No, no, no: If you circumcise an attacker using aikido he will become your friend. This is well-documented, and I can confirm it from personal experience, although I'm afraid you'll have to take my word for it.
CAUTION! I'm referring to post-War aikido. Daito-ryu will leave things, like their ukes, all tangled up.
kewms
05-18-2014, 12:11 PM
Mohel Sensei is particularly known for the surgical precision of his tanto technique?
Katherine
Hilary
05-18-2014, 02:39 PM
I'll just leave this here...seems about right given the turn of events.
http://www.reddit.com/r/Jokes/comments/25k29i/the_jewish_samurai/
Krystal Locke
05-18-2014, 06:30 PM
I'll just leave this here...seems about right given the turn of events.

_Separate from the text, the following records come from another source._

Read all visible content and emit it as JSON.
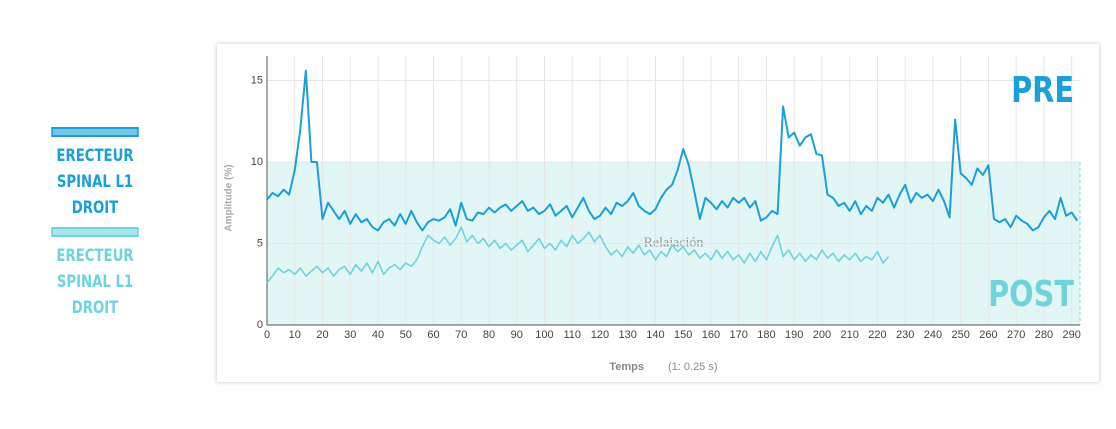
{
  "chart_data": {
    "type": "line",
    "y_label": "Amplitude (%)",
    "x_label": "Temps",
    "x_label_note": "(1: 0.25 s)",
    "xlim": [
      0,
      293
    ],
    "ylim": [
      0,
      16.5
    ],
    "xticks": [
      0,
      10,
      20,
      30,
      40,
      50,
      60,
      70,
      80,
      90,
      100,
      110,
      120,
      130,
      140,
      150,
      160,
      170,
      180,
      190,
      200,
      210,
      220,
      230,
      240,
      250,
      260,
      270,
      280,
      290
    ],
    "yticks": [
      0,
      5,
      10,
      15
    ],
    "grid": true,
    "bands": [
      {
        "from": 0,
        "to": 10,
        "label": "Relajación",
        "color": "#e3f6f6"
      }
    ],
    "annotations": [
      {
        "text": "PRE",
        "color": "#1a9fd9"
      },
      {
        "text": "POST",
        "color": "#6fd3dc"
      }
    ],
    "series": [
      {
        "name": "ERECTEUR SPINAL L1 DROIT",
        "color": "#1a9fd9",
        "x": [
          0,
          2,
          4,
          6,
          8,
          10,
          12,
          14,
          16,
          18,
          20,
          22,
          24,
          26,
          28,
          30,
          32,
          34,
          36,
          38,
          40,
          42,
          44,
          46,
          48,
          50,
          52,
          54,
          56,
          58,
          60,
          62,
          64,
          66,
          68,
          70,
          72,
          74,
          76,
          78,
          80,
          82,
          84,
          86,
          88,
          90,
          92,
          94,
          96,
          98,
          100,
          102,
          104,
          106,
          108,
          110,
          112,
          114,
          116,
          118,
          120,
          122,
          124,
          126,
          128,
          130,
          132,
          134,
          136,
          138,
          140,
          142,
          144,
          146,
          148,
          150,
          152,
          154,
          156,
          158,
          160,
          162,
          164,
          166,
          168,
          170,
          172,
          174,
          176,
          178,
          180,
          182,
          184,
          186,
          188,
          190,
          192,
          194,
          196,
          198,
          200,
          202,
          204,
          206,
          208,
          210,
          212,
          214,
          216,
          218,
          220,
          222,
          224,
          226,
          228,
          230,
          232,
          234,
          236,
          238,
          240,
          242,
          244,
          246,
          248,
          250,
          252,
          254,
          256,
          258,
          260,
          262,
          264,
          266,
          268,
          270,
          272,
          274,
          276,
          278,
          280,
          282,
          284,
          286,
          288,
          290,
          292
        ],
        "values": [
          7.7,
          8.1,
          7.9,
          8.3,
          8.0,
          9.5,
          12.0,
          15.6,
          10.0,
          10.0,
          6.5,
          7.5,
          7.0,
          6.5,
          7.0,
          6.2,
          6.8,
          6.3,
          6.5,
          6.0,
          5.8,
          6.3,
          6.5,
          6.1,
          6.8,
          6.2,
          7.0,
          6.3,
          5.8,
          6.3,
          6.5,
          6.4,
          6.6,
          7.1,
          6.1,
          7.5,
          6.5,
          6.4,
          6.9,
          6.8,
          7.2,
          6.9,
          7.2,
          7.4,
          7.0,
          7.3,
          7.6,
          7.0,
          7.2,
          6.8,
          7.0,
          7.4,
          6.7,
          7.0,
          7.3,
          6.6,
          7.2,
          7.8,
          7.0,
          6.5,
          6.7,
          7.2,
          6.8,
          7.5,
          7.3,
          7.6,
          8.1,
          7.3,
          7.0,
          6.8,
          7.1,
          7.8,
          8.3,
          8.6,
          9.5,
          10.8,
          9.8,
          8.2,
          6.5,
          7.8,
          7.5,
          7.1,
          7.6,
          7.2,
          7.8,
          7.5,
          7.8,
          7.2,
          7.6,
          6.4,
          6.6,
          7.0,
          6.8,
          13.4,
          11.5,
          11.8,
          11.0,
          11.5,
          11.7,
          10.5,
          10.4,
          8.0,
          7.8,
          7.3,
          7.5,
          7.0,
          7.6,
          6.8,
          7.3,
          7.0,
          7.8,
          7.5,
          8.0,
          7.2,
          8.0,
          8.6,
          7.5,
          8.1,
          7.8,
          8.0,
          7.6,
          8.3,
          7.6,
          6.6,
          12.6,
          9.3,
          9.0,
          8.6,
          9.6,
          9.2,
          9.8,
          6.5,
          6.3,
          6.5,
          6.0,
          6.7,
          6.4,
          6.2,
          5.8,
          6.0,
          6.6,
          7.0,
          6.5,
          7.8,
          6.7,
          6.9,
          6.4
        ]
      },
      {
        "name": "ERECTEUR SPINAL L1 DROIT",
        "color": "#6fd3dc",
        "x": [
          0,
          2,
          4,
          6,
          8,
          10,
          12,
          14,
          16,
          18,
          20,
          22,
          24,
          26,
          28,
          30,
          32,
          34,
          36,
          38,
          40,
          42,
          44,
          46,
          48,
          50,
          52,
          54,
          56,
          58,
          60,
          62,
          64,
          66,
          68,
          70,
          72,
          74,
          76,
          78,
          80,
          82,
          84,
          86,
          88,
          90,
          92,
          94,
          96,
          98,
          100,
          102,
          104,
          106,
          108,
          110,
          112,
          114,
          116,
          118,
          120,
          122,
          124,
          126,
          128,
          130,
          132,
          134,
          136,
          138,
          140,
          142,
          144,
          146,
          148,
          150,
          152,
          154,
          156,
          158,
          160,
          162,
          164,
          166,
          168,
          170,
          172,
          174,
          176,
          178,
          180,
          182,
          184,
          186,
          188,
          190,
          192,
          194,
          196,
          198,
          200,
          202,
          204,
          206,
          208,
          210,
          212,
          214,
          216,
          218,
          220,
          222,
          224
        ],
        "values": [
          2.6,
          3.0,
          3.5,
          3.2,
          3.4,
          3.1,
          3.5,
          3.0,
          3.3,
          3.6,
          3.2,
          3.5,
          3.0,
          3.4,
          3.6,
          3.1,
          3.7,
          3.3,
          3.8,
          3.2,
          3.9,
          3.1,
          3.5,
          3.7,
          3.4,
          3.8,
          3.6,
          4.0,
          4.8,
          5.5,
          5.2,
          5.0,
          5.4,
          4.9,
          5.3,
          6.0,
          5.1,
          5.5,
          5.0,
          5.3,
          4.8,
          5.2,
          4.7,
          5.0,
          4.6,
          4.9,
          5.2,
          4.5,
          4.9,
          5.3,
          4.7,
          5.0,
          4.6,
          5.2,
          4.8,
          5.5,
          5.0,
          5.3,
          5.7,
          5.1,
          5.5,
          4.8,
          4.3,
          4.6,
          4.2,
          4.8,
          4.4,
          4.9,
          4.3,
          4.6,
          4.0,
          4.5,
          4.2,
          4.9,
          4.5,
          4.8,
          4.3,
          4.6,
          4.1,
          4.4,
          4.0,
          4.6,
          4.1,
          4.5,
          4.0,
          4.3,
          3.8,
          4.4,
          3.9,
          4.5,
          4.0,
          4.8,
          5.5,
          4.2,
          4.6,
          4.0,
          4.4,
          3.9,
          4.3,
          4.0,
          4.6,
          4.1,
          4.4,
          3.9,
          4.3,
          4.0,
          4.4,
          3.9,
          4.2,
          4.0,
          4.5,
          3.8,
          4.2
        ]
      }
    ]
  }
}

http://www.reddit.com/r/Jokes/comments/25k29i/the_jewish_samurai/
So, on a rare Thursday afternoon off about 22-23 years ago, I'm in my favorite used bookstore (Blue Dragon Books, in Ashland, OR) one day, giggling over this book: http://www.amazon.com/Mine-Son-Samurai-Hubert-Bermont/dp/0672630397
I had just started aikido maybe a month, had been several Monday (my only free) nights, and I noticed that the guy had lots of martial arts books. But, no money, so I walk on out without a purchase this time. Gotta get to class in a few, no time to chat. Stoked to get two classes in that week, gonna rank up quickly at that rate.
Dress, get on the mat, stretch, and in walks the bookstore owner, black belt and hakama. He must have been a nidan or an early sandan at the time. Whoa. Who knew?
Teehee. My weird life. I should get myself a copy of that book in honor of Bob. Hadn't thought about that in years and years.
Hilary
05-18-2014, 07:56 PM
Hi Krystal! I am intrigued by the fact that new, it is $106.01 (really, does the extra penny really increase the seller's margin?) but good quality used editions are $0.29 - $35 most under $10; does this book have a freshness date?
Krystal Locke
05-18-2014, 11:37 PM
Hi Krystal! I am intrigued by the fact that new, it is $106.01 (really, does the extra penny really increase the seller's margin?) but good quality used editions are $0.29 - $35 most under $10; does this book have a freshness date?
I didn't even look at the price. Thirty cents sounds good, though. It was a pretty cool book. Not a hundred bucks cool.